HARRY JOFFE: How to inherit retirement fund benefits tax efficiently
Let's look at the different scenarios and options
Dependants of retirement funds and/or beneficiaries of living annuities have a very difficult decision to make when the member or annuitant dies. Do they take a lump sum, an annuity, or a combination? The wrong decision can have serious tax consequences.
Let's look at the different scenarios and options.
Scenario 1: Death of a member in a retirement fund
Mr A dies as a member of a retirement annuity (RA) with a fund value of R1m. He has three dependants (remember that the trustees of the fund have the power to determine who are dependants, and this overrules any beneficiary nominations). What are their choices, and what are the tax consequences?
Option 1: Take the lump sum
If the dependants decide to take the lump sum, the tax is payable in Mr A's deceased estate. This tax is calculated using the retirement fund lump-sum tax tables.
That means that if Mr A had not yet retired and therefore not used up his tax-free amounts, the deceased estate would qualify for these.
In terms of the retirement tables, the first R0-R500,000 of any lump sum is tax free, from R500,001-R700,000 is taxed at 18%, from R700,001-R1,050,000 is taxed at 27%, and only a lump sum of over R1,050,000 is taxed at 36%. Note that these concessions are only available once over a lifetime.
That means that in this case and assuming Mr A had not previously retired or used the concessions, it would make sense for the dependants to take the lump sum.
Option 2: They take an annuity.
If the dependants decide to take an annuity, they will pay the tax on the monthly annuity at their marginal rates, as the tax concessions on the lump sum table fall away.
The dependants do have a third option: a combination of the two. To the extent they take a lump sum, it will be taxed as per Option 1, and to the extent they draw an annuity it will be taxed as per Option 2.
When a member dies while still in a retirement fund, there is a good chance they have not used their lump sum retirement concessions.
The dependants should make sure to take at least a part of their payout as a lump sum, to make use of the retirement concessions. If the lump sum is very large, they should consider taking only a part as a lump sum and the balance as an annuity, as any lump sum taken above R1,050,000 will be taxed at 36% on the tables.
Dependants should seek professional advice before deciding based on the facts of their case.
However, they should consider taking a lump sum (or part thereof) to the extent that any lump sum retirement concessions are still available. In addition, even if the lump sum they draw will be partly taxed at 36%, this may still be lower than the marginal rate of the dependants, and the rate they will therefore pay on any annuity they draw.
Scenario 2: Death of a member in a living annuity
Mr A dies as a member of a living annuity. He has three beneficiaries, who are, unlike in a retirement fund, binding and the fund value is R1m. What are their choices, and what are the tax consequences?
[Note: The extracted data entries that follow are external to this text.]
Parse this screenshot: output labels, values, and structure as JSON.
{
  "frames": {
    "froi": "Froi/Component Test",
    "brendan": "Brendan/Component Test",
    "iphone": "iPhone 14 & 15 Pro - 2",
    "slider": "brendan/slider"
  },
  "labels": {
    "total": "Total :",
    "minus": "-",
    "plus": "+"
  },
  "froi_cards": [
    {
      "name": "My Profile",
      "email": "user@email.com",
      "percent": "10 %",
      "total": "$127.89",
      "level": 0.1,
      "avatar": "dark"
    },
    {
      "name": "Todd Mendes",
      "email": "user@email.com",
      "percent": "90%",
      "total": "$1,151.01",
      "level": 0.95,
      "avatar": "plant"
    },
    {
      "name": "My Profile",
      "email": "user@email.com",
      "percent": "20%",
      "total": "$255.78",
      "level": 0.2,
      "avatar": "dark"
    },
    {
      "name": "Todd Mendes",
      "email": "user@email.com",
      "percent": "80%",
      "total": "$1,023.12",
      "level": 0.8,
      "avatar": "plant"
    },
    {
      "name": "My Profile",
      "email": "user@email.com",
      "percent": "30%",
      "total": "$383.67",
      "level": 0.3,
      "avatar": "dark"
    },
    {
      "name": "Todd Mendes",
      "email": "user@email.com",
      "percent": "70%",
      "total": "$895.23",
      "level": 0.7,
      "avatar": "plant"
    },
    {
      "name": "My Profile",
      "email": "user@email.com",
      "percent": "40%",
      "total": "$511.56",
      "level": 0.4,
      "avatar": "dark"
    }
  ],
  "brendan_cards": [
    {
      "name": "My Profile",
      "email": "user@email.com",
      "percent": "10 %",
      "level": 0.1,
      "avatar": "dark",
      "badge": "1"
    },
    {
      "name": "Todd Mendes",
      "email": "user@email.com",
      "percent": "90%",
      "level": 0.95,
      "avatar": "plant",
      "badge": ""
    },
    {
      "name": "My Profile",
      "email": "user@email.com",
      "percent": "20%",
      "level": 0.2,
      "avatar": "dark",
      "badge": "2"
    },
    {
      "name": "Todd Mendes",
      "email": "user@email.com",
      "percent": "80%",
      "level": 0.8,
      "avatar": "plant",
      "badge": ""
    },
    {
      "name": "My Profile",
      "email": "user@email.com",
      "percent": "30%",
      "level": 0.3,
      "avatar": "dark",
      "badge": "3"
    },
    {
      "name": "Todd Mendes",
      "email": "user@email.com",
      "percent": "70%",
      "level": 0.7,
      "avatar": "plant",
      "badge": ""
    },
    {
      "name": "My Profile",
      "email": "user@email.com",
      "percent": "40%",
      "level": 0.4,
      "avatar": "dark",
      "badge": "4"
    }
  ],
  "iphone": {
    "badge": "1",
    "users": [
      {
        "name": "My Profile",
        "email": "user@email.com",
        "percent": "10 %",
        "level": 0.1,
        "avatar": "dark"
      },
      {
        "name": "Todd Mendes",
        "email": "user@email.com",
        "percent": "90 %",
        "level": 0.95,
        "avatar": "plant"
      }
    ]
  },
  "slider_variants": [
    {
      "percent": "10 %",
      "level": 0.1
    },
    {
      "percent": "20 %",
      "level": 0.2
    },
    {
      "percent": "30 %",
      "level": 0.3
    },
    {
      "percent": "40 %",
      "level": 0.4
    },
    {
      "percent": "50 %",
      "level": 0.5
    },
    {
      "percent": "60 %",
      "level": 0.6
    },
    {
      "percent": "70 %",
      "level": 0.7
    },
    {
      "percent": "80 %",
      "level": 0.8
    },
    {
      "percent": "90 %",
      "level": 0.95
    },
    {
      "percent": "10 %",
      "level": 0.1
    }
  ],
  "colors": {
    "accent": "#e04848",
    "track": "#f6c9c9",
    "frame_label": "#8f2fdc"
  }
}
The tax consequences are the same as for the retirement annuity. However, seeing as Mr A has already retired, it can be assumed that he has drawn a lump sum, and the tax-free concessions are no longer available. This means that the beneficiaries should consider drawing an annuity. However, things are not that simple.
First, Mr A might not have used up his entire tax-free or lower tax concessions on the lump sum tables. There might be some available to utilise by drawing a lump sum. Second, if the beneficiaries are already at the top marginal rate of 45%, any annuity they draw will be taxed at 45%. It might then be better for them to draw a lump sum, even at a tax rate of 36%, and have full use of the money.
Note that if Mr A had made any tax deductions contributions to his fund that exceeded the deductions allowed, on his death these can only be set off against any lump sum taken, and thereby increase the amount of the lump sum that is tax-free. The nondeductible contributions cannot be used against any annuity drawn by the dependants/beneficiaries.
Dependants or beneficiaries of retirement funds, RAs or living annuities should make decisions only after seeking professional advice that includes checking all the details of the deceased's affairs to ascertain any available tax concessions.